Advancements in the way people can make purchases has brought great convenience to consumers, but it has also opened the doors to new types of payment fraud. Criminals adapt right alongside payment technology changes, and it's crucial that consumers, businesses and financial institutions all play their own part in reducing fraudulent transactions.
According to a study from Juniper Research, mobile and online payment fraud totaled $10.7 billion in 2015, with no signs of this number decreasing anytime soon. By 2020, mobile and online fraud are expected to reach $25.6 billion.
Further, Juniper Research noted that three areas of fraud seem to be increasing, and businesses and financial institutions alike should be aware of:
- eRetail fraud.
- Banking fraud.
- Airline ticketing fraud (or, conversely, frequent flyer fraud).
In an age where data breaches and identity theft are often in the headlines, it's crucial that consumers' finances are protected. Financial institutions are in a unique position to provide security as well as clarity about things consumers can do to help themselves.
Methods to reduce eRetail fraud
The type of fraud that should have most people's attention is eRetail fraud. This form is expected to grow twice as fast as banking fraud over the next half-decade and will comprise 65 percent of total fraud value in 2020 - amounting to $16.6 billion.
As more retailers upgrade their point-of-sale terminals to be EMV-capable, card-present fraud is decreasing. However, that just means fraudsters are seeking out new strategies. Now, card-not-present fraud is on the rise and merchants and card issuers alike have a responsibility to lower the risk.
The best way to fight crime is through education - that may sound like a superhero's slogan, but it's true. The more your employees and member businesses know about how to stop eRetail fraud, the lower the risk for your members.
Credit unions can start with a simple rule: No online transactions will go through unless they have the correct CVV or CVC number. A common form of card-not-present fraud is when a criminal obtains credit card numbers and attempts to make an online purchase. Devices that capture card numbers typically can't also collect the three-digit code on the back of the card, so any transaction made that's missing this is more likely to be fraudulent than a transaction that does include the code.
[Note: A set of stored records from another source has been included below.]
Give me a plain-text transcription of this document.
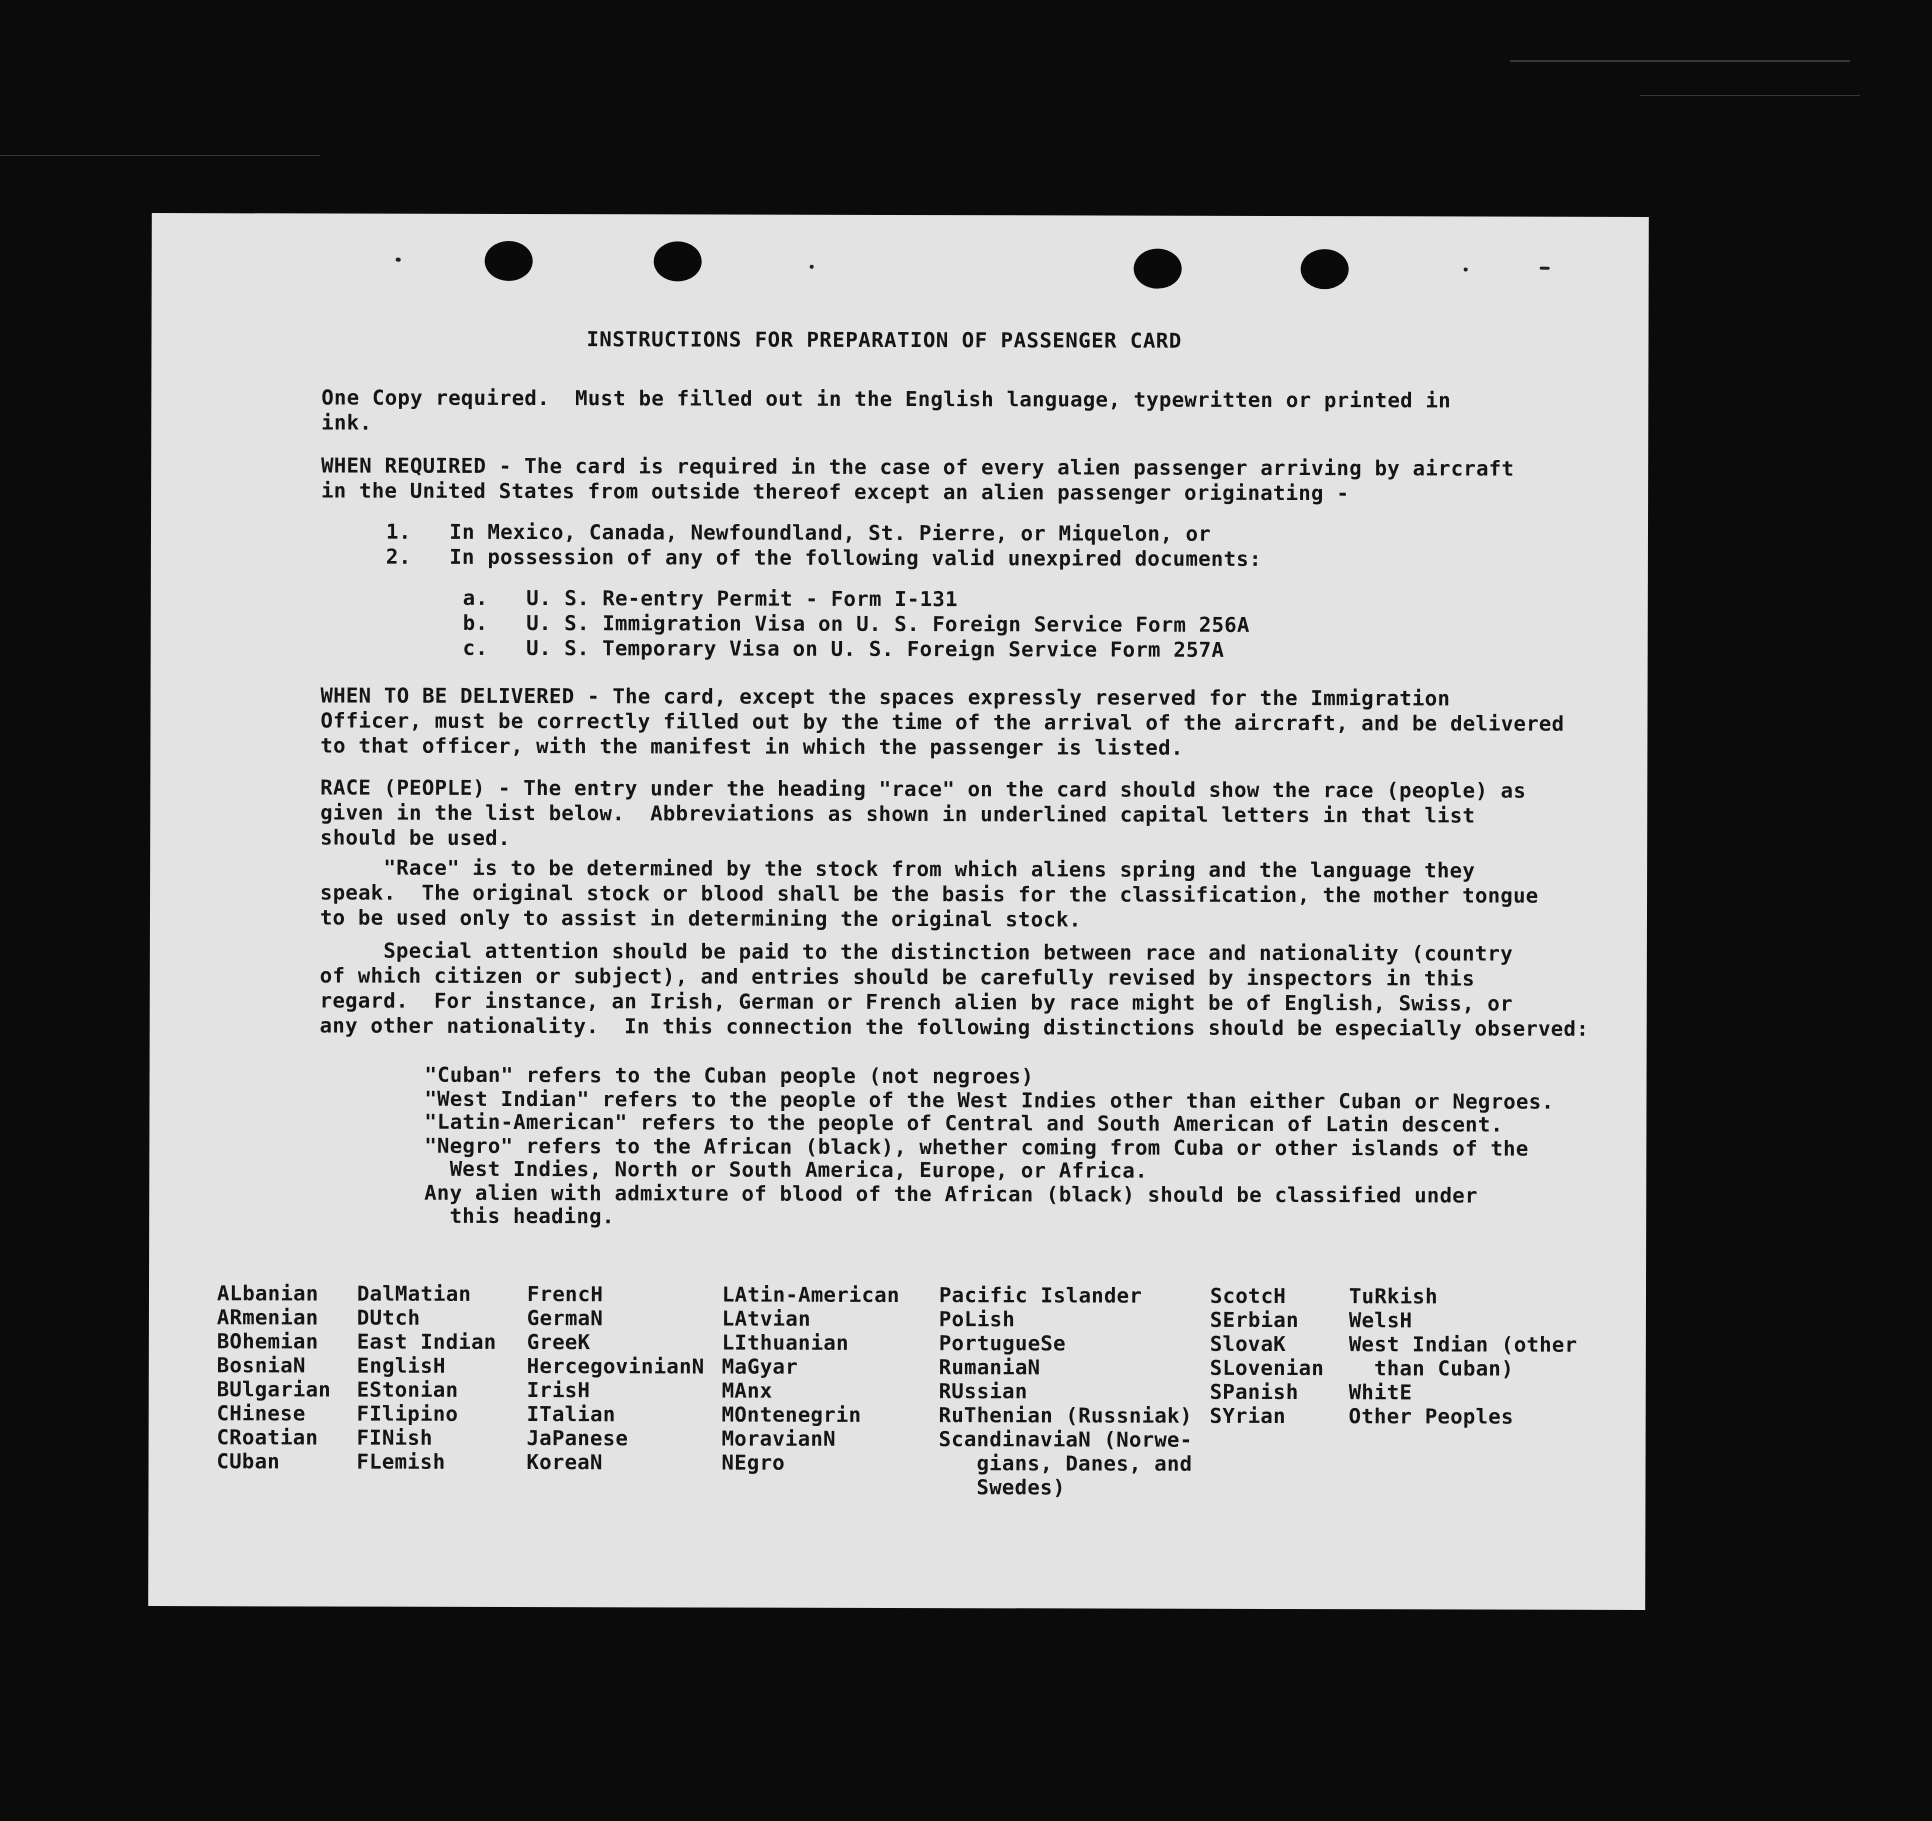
INSTRUCTIONS FOR PREPARATION OF PASSENGER CARD
One Copy required.  Must be filled out in the English language, typewritten or printed in
ink.
WHEN REQUIRED - The card is required in the case of every alien passenger arriving by aircraft
in the United States from outside thereof except an alien passenger originating -
1.   In Mexico, Canada, Newfoundland, St. Pierre, or Miquelon, or
2.   In possession of any of the following valid unexpired documents:
a.   U. S. Re-entry Permit - Form I-131
b.   U. S. Immigration Visa on U. S. Foreign Service Form 256A
c.   U. S. Temporary Visa on U. S. Foreign Service Form 257A
WHEN TO BE DELIVERED - The card, except the spaces expressly reserved for the Immigration
Officer, must be correctly filled out by the time of the arrival of the aircraft, and be delivered
to that officer, with the manifest in which the passenger is listed.
RACE (PEOPLE) - The entry under the heading "race" on the card should show the race (people) as
given in the list below.  Abbreviations as shown in underlined capital letters in that list
should be used.
"Race" is to be determined by the stock from which aliens spring and the language they
speak.  The original stock or blood shall be the basis for the classification, the mother tongue
to be used only to assist in determining the original stock.
Special attention should be paid to the distinction between race and nationality (country
of which citizen or subject), and entries should be carefully revised by inspectors in this
regard.  For instance, an Irish, German or French alien by race might be of English, Swiss, or
any other nationality.  In this connection the following distinctions should be especially observed:
"Cuban" refers to the Cuban people (not negroes)
"West Indian" refers to the people of the West Indies other than either Cuban or Negroes.
"Latin-American" refers to the people of Central and South American of Latin descent.
"Negro" refers to the African (black), whether coming from Cuba or other islands of the
West Indies, North or South America, Europe, or Africa.
Any alien with admixture of blood of the African (black) should be classified under
this heading.
ALbanian
ARmenian
BOhemian
BosniaN
BUlgarian
CHinese
CRoatian
CUban
DalMatian
DUtch
East Indian
EnglisH
EStonian
FIlipino
FINish
FLemish
FrencH
GermaN
GreeK
HercegovinianN
IrisH
ITalian
JaPanese
KoreaN
LAtin-American
LAtvian
LIthuanian
MaGyar
MAnx
MOntenegrin
MoravianN
NEgro
Pacific Islander
PoLish
PortugueSe
RumaniaN
RUssian
RuThenian (Russniak)
ScandinaviaN (Norwe-
gians, Danes, and
Swedes)
ScotcH
SErbian
SlovaK
SLovenian
SPanish
SYrian
TuRkish
WelsH
West Indian (other
than Cuban)
WhitE
Other Peoples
Predictive scoring models can also help credit unions and merchants alike cut down on online payment fraud, explained the Credit Union National Association. These gather data on individuals' spending habitsand alert you when something seems completely wrong. Using this technology, the credit union will know when a purchase that's most likely fraudulent is made and can reach out to the member immediately. Whether the transaction was legitimate or not, the member will probably be thankful that their financial institution is looking out for them.
Methods to prevent banking fraud
By 2020, banking fraud is expected to reach $6.9 billion, equal to 27 percent by value of all online fraud. Juniper Research pointed out that many financial institutions are able to deter banking fraud through technologies like 3D-Secure or device fingerprinting. Unfortunately, however, Juniper also estimated that these are only temporary fixes, and institutions should always be looking for more long-term solutions.
There's no all-encompassing banking fraud prevention solution, and there likely never will be. While popular methods like 3D-Secure can certainly reduce the risk, it's critical that financial institutions take a layered approach, Bankrate reported. This means there are multiple anti-fraud tools the bank uses so that, in the circumstance that a fraudster fools one or two means of fraud prevention, there is another method that stops an unauthorized transaction from being completed.
Further, it's important that anti-fraud prevention methods are always kept up to date. Though criminals might be unscrupulous, they're often intelligent, able to find a way around fraud prevention tactics. By keeping your anti-fraud technologies current, you're staying one step ahead of these thieves.
Methods to prevent airline ticketing fraud
Compared to eRetail and banking fraud, airline ticketing fraud seems minuscule; it's estimated to comprise just 6 percent of all online fraud in 2020. Though just a small fraction, it amounts to $1.5 billion and should not be ignored.
Like banking fraud, Juniper Research pointed out that, while there are some tactics that airlines use to prevent fraudulent ticket sales, these are only temporary solutions that have a tendency to shift criminals' attention to another method of thievery.
"A few larger airlines claim that they have reduced eTicket sales fraud to less than 0.1% or 10 basis points of revenues" Gareth Owen, Juniper research author, explained. "When thwarted, however, fraudsters quickly move on to easier pickings such as frequent flyer fraud, for example."
Financial institutions can step in to help prevent airline ticketing fraud by implementing a rule to recognize when an airline ticket is purchased, and when it seems out of the ordinary. For example, if a ticket is bought in a state or country where the cardholder does not live, it's generally worth a phone call to find out if the sale was legitimate.
However, just like banking fraud, there must be a layered approach to prevention. Loyalty program fraud should be taken seriously, even though what's stolen usually isn't in the form of U.S. dollars but rather in points or miles. These are still forms of currency that the cardholder is entitled to.